Often many pundits declare that the GOP has become the party of Trump. This statement bears a lot of truth, given that most of the hardliner Never Trumpers have become irrelevant. Among these are major figures in neoconservative circles, including Bill Kristol, and John Kasich. Watching as their hardliner friends started to fade away, many Republicans who would certainly not be characterized as populists by any stretch, had to adapt to the Trump phenomenon. For if they had dissented along with their friends, they too would be pushed to the periphery.

Trump’s conducting of foreign policy well underscores this phenomenon of “necessary adaptation”, for the sake of remaining relevant. Many formerly aggressive Republicans had to adapt to Trump’s volatile “peace through strength” approach regarding diplomacy in say, North Korea. Among one of these Republicans, is Lindsey Graham.

Graham’s history regarding his relations to Trump and various Never Trumpers makes his current stance in the Party all the more peculiar. Graham of course had very close ties to John McCain, one of Trump’s chief opponents in the GOP. His stances are also taken to be more moderate and establishment orientated within the GOP, very much in contrast to Trump’s populist aesthetic. But the gradual pulling of Republicans from the establishment periphery is clearly starting to show. Whether these Republicans are adopting such policies for the sake of not drowning in the shifting political environment, or because they genuinely believe in Trump’s credo, is irrelevant. The fact of the matter is, they are in a position in which they must adapt.

Graham was recently on Fox News, discussing the firing of John Bolton, and potential replacements.

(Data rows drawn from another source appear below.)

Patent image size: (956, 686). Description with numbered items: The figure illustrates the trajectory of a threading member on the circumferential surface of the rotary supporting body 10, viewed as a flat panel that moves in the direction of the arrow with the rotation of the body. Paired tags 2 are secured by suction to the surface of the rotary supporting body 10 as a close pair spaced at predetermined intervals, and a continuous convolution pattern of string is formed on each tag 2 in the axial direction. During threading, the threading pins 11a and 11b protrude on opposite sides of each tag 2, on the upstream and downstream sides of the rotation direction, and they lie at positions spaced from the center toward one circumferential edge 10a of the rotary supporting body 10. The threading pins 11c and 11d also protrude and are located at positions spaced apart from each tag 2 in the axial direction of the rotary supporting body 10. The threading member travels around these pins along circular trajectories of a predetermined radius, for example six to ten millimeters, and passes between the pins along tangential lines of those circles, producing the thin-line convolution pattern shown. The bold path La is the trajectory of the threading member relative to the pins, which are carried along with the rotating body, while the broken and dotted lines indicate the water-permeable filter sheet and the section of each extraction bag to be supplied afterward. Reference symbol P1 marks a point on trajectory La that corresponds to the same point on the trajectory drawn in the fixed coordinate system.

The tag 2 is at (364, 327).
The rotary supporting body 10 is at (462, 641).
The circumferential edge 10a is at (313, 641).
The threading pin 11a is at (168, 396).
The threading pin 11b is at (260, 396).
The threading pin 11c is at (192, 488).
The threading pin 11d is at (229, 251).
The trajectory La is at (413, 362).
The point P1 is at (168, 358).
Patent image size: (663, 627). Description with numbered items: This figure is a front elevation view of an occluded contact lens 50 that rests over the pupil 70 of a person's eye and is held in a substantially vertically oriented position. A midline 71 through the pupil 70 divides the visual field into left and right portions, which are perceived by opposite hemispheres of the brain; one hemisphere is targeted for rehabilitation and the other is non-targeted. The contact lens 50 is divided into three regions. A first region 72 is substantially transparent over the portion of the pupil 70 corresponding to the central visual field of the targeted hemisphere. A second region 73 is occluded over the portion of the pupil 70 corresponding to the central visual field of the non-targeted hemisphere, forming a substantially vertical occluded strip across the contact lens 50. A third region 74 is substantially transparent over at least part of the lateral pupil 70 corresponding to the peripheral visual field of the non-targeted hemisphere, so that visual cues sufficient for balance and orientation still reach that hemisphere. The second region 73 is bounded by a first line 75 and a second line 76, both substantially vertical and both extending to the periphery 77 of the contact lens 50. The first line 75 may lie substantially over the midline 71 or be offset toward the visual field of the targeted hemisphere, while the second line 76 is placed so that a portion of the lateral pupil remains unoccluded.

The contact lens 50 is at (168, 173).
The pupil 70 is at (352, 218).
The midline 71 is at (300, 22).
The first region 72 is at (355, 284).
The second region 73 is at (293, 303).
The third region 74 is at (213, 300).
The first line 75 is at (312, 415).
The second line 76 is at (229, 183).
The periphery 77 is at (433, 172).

Graham started off saying, “The one thing you got to learn about President Trump, that I’ve come to learn, is that he’s unconventional in a conventional way”. This clearly alludes to Graham’s “adaptation” to Trump’s conducting of policy. Graham even went as far to say that “It’s okay, I think, to talk with the Taliban… if there’s a reason to believe they’re going to accept peace and change their behavior”. Such a statement would be seen as a sin in neoconservative circles, for it violates the Bush doctrine- “You’re either with us, or you’re with the terrorists”.

What was even more peculiar for Graham, was to openly tell President Trump “I told the President, you’re right to want to reduce our commitment. You’re right to want to lower our cost”. Graham even went as far as to critique foreign interventionism, proclaiming “18 years later, what have we found? Al Qaeda’s still there. ISIS is there… We can’t do in Afghanistan what we did in Iraq… I’d like to end the war. And the only way you ever end a war is to get the two sides talking”. For a split second, Graham’s sentiment was reminiscent of Ron Paul’s 2008 and 2012 campaigns.

This phenomenon has big implications for Trump’s guiding of the GOP. Just in the 2016 election, Graham referred to Trump as a “jackass”. Now, he has realized that to remain relevant within the Party, he must adapt. This is true for many others as well, including Chuck Grassley and Donald Rumsfeld, neither of which one could hardly characterize as populists.

Trump’s “taking over” of the GOP has made its way into foreign policy. It has radically changed the direction of the Republican Party in ways one could have never conceived. Trump has embodied a volatile, “pufferfish” approach in foreign policy, one that could potentially swing the wrong way and lead to great cataclysm. So far however, it has had some implications of restraint, and has forced the neocon establishment to make changes in their conduct.